One of the major issues in States such as Arizona, Nevada, and California is the amount that homeowners find themselves "underwater." Even in homes where egregious fraud is not found, homes that sold for $330k not too long ago, can now be worth $160k or less based upon the fraudulent practices around them .
This puts the homeowner in a difficult position. They can't sell their home and they won't be in a position to acquire equity for years to come.
The answer to this issue is simple in theory...draw down the principal to reflect the current market value.
That's not so simple.
Last Spring, part of the Obama plan included a legislative provision that would allow certain homeowners to address their grievances in bankruptcy court. The court would have had the authority to review cases where the homeowner could have their loans modified by the judge, and effectively draw down the principal of the loan to reflect current market value.
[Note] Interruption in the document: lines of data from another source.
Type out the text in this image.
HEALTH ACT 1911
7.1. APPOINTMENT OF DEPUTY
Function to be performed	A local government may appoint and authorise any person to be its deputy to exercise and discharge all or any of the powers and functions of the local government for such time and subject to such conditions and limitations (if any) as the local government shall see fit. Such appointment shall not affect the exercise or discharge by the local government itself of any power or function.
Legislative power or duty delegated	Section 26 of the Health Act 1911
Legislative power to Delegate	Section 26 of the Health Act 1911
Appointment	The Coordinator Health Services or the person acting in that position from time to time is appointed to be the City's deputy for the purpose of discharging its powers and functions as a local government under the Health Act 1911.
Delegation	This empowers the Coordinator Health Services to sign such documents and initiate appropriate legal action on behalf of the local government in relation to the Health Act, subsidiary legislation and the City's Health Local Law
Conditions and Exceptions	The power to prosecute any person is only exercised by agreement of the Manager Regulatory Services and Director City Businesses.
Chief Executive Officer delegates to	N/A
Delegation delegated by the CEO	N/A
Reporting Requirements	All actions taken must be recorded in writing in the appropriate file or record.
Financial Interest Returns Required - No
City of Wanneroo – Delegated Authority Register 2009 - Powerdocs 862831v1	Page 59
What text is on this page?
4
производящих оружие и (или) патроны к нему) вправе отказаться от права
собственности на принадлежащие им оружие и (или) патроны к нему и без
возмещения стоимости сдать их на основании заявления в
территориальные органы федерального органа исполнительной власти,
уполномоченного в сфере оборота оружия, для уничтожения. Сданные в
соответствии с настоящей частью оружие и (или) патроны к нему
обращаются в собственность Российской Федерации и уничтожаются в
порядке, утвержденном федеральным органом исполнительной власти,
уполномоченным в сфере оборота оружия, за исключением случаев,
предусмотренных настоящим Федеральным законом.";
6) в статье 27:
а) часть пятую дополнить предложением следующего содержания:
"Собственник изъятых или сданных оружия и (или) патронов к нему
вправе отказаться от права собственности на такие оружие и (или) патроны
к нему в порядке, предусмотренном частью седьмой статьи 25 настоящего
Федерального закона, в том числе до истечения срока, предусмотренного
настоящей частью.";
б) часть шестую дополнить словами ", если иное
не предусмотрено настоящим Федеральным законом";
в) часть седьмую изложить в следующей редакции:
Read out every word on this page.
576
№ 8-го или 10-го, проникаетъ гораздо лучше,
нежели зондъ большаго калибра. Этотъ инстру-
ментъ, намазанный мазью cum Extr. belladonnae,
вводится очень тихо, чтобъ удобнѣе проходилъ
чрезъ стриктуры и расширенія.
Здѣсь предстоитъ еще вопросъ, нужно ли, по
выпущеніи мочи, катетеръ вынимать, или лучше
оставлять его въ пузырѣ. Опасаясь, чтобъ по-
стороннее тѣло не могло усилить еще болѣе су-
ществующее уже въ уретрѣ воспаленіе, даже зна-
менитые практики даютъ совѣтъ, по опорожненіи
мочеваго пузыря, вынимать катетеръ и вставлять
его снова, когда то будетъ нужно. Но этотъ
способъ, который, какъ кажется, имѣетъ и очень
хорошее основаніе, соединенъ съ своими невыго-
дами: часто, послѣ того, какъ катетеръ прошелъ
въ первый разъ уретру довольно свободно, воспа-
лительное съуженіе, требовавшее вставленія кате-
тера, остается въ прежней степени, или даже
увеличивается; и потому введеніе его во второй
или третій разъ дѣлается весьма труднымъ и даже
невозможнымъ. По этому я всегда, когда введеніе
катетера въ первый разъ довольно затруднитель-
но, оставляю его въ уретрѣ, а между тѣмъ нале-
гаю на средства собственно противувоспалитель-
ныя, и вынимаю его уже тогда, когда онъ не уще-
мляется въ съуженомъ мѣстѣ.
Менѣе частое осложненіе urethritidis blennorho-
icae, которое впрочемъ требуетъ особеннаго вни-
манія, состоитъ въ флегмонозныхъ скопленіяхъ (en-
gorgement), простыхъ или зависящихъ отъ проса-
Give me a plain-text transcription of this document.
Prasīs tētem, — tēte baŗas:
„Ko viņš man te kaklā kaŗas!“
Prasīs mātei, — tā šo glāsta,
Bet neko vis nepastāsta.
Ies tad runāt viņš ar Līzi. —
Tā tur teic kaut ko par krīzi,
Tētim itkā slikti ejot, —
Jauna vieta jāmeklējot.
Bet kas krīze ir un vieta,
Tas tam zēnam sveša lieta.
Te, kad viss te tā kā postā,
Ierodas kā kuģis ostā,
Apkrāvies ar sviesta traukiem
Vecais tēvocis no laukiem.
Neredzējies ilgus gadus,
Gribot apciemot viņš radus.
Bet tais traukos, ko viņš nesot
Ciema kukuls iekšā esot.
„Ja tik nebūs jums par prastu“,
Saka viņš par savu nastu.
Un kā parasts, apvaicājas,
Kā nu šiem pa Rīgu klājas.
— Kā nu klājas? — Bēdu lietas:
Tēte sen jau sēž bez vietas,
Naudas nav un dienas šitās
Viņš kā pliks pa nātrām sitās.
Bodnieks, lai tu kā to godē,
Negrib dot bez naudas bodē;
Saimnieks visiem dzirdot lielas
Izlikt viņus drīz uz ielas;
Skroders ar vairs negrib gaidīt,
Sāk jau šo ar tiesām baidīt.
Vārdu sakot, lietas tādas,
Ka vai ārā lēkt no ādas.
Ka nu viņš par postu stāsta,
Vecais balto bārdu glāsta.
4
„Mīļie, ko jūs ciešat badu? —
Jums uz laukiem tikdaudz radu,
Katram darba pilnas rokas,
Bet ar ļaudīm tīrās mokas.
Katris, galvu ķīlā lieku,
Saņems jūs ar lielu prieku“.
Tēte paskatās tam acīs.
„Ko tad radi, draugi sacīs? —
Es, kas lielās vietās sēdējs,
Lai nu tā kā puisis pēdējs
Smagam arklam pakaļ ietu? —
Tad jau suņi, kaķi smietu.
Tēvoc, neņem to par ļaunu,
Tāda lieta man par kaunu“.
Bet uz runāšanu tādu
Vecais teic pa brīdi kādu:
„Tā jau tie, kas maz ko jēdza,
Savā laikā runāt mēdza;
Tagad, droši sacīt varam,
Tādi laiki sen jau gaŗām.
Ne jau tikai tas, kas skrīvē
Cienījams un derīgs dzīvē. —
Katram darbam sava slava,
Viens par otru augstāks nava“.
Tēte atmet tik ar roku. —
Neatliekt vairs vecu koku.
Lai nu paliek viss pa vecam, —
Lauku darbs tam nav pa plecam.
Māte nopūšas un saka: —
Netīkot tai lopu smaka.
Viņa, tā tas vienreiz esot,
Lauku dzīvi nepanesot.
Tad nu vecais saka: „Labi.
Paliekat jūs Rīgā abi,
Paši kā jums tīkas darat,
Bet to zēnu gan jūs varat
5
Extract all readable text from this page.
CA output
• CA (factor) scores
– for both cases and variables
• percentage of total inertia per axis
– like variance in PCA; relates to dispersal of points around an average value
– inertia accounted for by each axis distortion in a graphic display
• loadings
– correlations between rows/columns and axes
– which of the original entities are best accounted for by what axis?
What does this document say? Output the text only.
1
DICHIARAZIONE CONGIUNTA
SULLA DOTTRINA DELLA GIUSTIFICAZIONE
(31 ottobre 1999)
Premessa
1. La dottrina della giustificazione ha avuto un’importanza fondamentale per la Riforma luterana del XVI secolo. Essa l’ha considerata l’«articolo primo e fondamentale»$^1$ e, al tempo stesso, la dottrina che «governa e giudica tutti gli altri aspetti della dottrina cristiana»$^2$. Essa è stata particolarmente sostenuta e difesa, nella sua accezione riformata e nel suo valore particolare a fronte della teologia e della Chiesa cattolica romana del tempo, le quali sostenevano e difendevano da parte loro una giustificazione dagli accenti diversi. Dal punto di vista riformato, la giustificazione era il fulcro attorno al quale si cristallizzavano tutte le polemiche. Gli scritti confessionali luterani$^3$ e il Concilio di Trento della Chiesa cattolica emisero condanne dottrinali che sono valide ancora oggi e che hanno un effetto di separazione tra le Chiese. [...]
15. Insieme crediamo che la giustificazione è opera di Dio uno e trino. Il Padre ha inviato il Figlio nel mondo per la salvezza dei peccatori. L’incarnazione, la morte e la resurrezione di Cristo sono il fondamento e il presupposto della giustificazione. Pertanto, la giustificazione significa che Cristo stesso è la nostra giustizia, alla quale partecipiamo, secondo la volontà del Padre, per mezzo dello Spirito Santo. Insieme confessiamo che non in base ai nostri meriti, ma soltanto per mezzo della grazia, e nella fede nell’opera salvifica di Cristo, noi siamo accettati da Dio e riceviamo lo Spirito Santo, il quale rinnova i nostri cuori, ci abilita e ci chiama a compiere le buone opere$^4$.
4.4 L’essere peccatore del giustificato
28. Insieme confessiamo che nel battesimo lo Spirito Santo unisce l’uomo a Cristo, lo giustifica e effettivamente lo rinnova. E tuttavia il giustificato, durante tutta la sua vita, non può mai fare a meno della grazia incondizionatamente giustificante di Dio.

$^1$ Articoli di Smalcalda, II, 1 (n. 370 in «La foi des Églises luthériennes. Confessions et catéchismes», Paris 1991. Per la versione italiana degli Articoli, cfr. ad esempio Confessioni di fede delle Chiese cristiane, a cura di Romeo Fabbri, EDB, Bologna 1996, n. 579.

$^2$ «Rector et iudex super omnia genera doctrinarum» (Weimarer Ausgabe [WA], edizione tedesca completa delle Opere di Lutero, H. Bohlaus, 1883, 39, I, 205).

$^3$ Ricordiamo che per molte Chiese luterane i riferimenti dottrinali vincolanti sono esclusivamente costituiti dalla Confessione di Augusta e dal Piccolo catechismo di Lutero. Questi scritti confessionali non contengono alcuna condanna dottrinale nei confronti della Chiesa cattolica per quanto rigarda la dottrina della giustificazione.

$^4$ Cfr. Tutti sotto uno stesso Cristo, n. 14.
This provision was defeated in the Senate, which prompted Sen. Dick Durbin to make his now famous statement:
"The banks--hard to believe when we're facing a banking crisis--that many of the banks created--are still the most powerful lobby on Capitol Hill. And frankly they own the place
Major Banks are unwilling to address principal reduction. Excuses are made, but effectively the issue revolves around the detail that if they reduce one home's principal, they fear a series of phone calls requesting principal reductions across the board.
Amongst the many plans that have been brought forth to effectively reduce the principal burden on the homeowner such as the "soft second
," is an idea that may still be in its infancy, but may have some legs once it becomes more well known and specifics of the plan are worked through.
The concept revolves around short sales. Banks in the southwest region of the U.S. have shown a willingness to approve a short sale at 80, sometimes 70% of the current market value of the home. Banks have also shown the ability to report the homeowners action effectively as a deed in lieu transaction, which would only put the homeowner's credit impact in peril for a year, allowing them to apply for an FHA loan after one year.
The idea would then entail finding an investor who is willing to purchase the home at the 80% of current market value, rent to the original homeowner for one year, and then resell the home to the homeowner at the FHA appraised home value at the end of the year.
In a state such as Arizona, where predatory lending practices run rampant, finding a trustworthy investor poses a problem. The investor must be willing to abide by a pre-drawn contract at time of short-sale, and sell the home back when the time comes. Many of these homeowners cannot afford a trip to court, and the snakes in the grass know this.
What if a municipal, county, non-profit, or church were to be a large-scale investor in the short-sale principal reduction plan? The entity could not only ensure stabilization of homes and families in the area, but they would potentially see a profit of near 20% at the time of sale, along with a modest monthly income from the lease of the homeowner. The homeowner would have to keep their credit clean for the time period they are "renting" and would have to then come up with a down payment to secure a loan at the end of the year. (FHA loans
require 3.5% down)
Regardless of which plan is used to draw down principal, one thing is clear--principal reduction is necessary to stabilize the housing market. In some states, (Arizona for one) lenders were responsible or knew of appraisal fraud, steering practices, charging excessive or unearned fees, and targeting vulnerable populations--knowing full well that no attorney would be present at closing to represent the interests of the soon to be homeowner. If the major lenders were not complicit in these acts, they definitely knew or should have known these practices were taking place and rewarded the practices in one form or another (RICO anyone?).
The burden of losses should not be shouldered by a population that was targeted, and ended up losing any and all equity or down payments invested in the property.
At some point, the beneficiaries of the years of incompetence need to pony up.